Every year, players like Napier risk career-threatening injury in arenas filled with fans wearing their jerseys, which they don’t profit from, as fans watch on TV through cable subscriptions, which they don’t profit from, as they are screamed at by coaches who make multi-million dollar salaries, which (of course) they don’t profit from.
Righting a wrong
There are myriad problems and potential pitfalls with paying players, and I’m not advocating for salaries for every college athlete, or even every Division I football or basketball player.
But there are real solutions — allowing players to unionize, making scholarships guaranteed in cases of injury, putting players’ profits in an educational trust they can access post-career — that could help remedy the situation.
And there’s one incredibly simple solution, in particular, that could go a long way toward aiding collegiate athletes.

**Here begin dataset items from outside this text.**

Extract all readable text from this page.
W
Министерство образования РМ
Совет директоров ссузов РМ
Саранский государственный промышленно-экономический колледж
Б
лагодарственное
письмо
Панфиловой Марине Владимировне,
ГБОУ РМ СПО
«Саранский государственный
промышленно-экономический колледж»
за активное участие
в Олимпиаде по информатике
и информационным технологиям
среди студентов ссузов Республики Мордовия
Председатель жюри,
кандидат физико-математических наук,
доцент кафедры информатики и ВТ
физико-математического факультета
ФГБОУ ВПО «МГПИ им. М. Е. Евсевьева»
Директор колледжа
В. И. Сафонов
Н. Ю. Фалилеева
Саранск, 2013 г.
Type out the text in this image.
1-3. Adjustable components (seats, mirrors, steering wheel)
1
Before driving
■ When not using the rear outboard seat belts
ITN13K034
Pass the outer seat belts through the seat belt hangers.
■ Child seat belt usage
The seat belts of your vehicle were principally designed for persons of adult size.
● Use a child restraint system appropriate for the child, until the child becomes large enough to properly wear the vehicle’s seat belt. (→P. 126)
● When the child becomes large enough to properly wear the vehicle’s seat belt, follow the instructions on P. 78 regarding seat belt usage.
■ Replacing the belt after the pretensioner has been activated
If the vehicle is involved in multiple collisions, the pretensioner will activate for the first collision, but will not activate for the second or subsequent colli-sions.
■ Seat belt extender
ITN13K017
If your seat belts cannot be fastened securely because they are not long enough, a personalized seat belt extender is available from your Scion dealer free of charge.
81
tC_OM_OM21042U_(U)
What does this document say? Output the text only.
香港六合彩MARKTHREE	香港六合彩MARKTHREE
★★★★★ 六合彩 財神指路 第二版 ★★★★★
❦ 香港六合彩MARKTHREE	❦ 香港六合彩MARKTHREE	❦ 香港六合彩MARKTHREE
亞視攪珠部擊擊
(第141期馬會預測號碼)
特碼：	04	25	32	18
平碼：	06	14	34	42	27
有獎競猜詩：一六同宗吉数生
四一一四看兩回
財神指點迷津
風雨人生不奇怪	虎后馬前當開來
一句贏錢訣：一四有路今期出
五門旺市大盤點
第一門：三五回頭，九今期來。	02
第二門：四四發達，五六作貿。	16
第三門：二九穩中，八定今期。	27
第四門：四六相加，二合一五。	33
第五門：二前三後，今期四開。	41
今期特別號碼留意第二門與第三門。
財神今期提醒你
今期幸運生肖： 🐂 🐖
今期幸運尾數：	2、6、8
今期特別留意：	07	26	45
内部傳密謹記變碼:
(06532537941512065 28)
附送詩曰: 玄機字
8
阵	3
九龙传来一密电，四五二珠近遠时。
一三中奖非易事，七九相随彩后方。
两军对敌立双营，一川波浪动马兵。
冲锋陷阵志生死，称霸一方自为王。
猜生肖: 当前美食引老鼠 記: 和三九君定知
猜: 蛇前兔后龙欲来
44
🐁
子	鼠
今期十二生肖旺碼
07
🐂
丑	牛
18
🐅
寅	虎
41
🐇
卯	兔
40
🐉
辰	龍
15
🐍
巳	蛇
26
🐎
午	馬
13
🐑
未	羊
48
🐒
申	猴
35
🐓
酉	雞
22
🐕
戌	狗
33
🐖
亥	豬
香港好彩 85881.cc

As professionals plying their trade, coaches like Pitino are allowed to use their likenesses to endorse various products and make money to supplement their base salaries.
College athletes should be allowed to do the same thing.
If a college star like former Texas A&M quarterback Johnny Manziel — who was suspended in 2013 for signing footballs that were eventually sold — wants to profit from his likeness, something the NCAA does every day, he should be allowed to do so.
There’s a successful system in place that the NCAA could mimic: the Olympics.
The Olympic definition of amateurism allows amateur athletes to sign endorsement deals, get paid for their autograph and pursue any other financial deals their considerable athletic prowess and marketability have presented.
After his “hungry nights” comments, who knows: maybe Shabazz Napier would have been fielding calls from Taco Bell or McDonald’s trying to ink him to an endorsement deal. (Too many hungry nights? Try Fourth Meal!)
Instituting an Olympic-style definition of amateurism could help collegate student-athletes close the gap between player and coach — to close the gap that gives Gophers guard Carlos Morris a $22,000 scholarship and his coach, Richard Pitino, a contract worth 72 times that.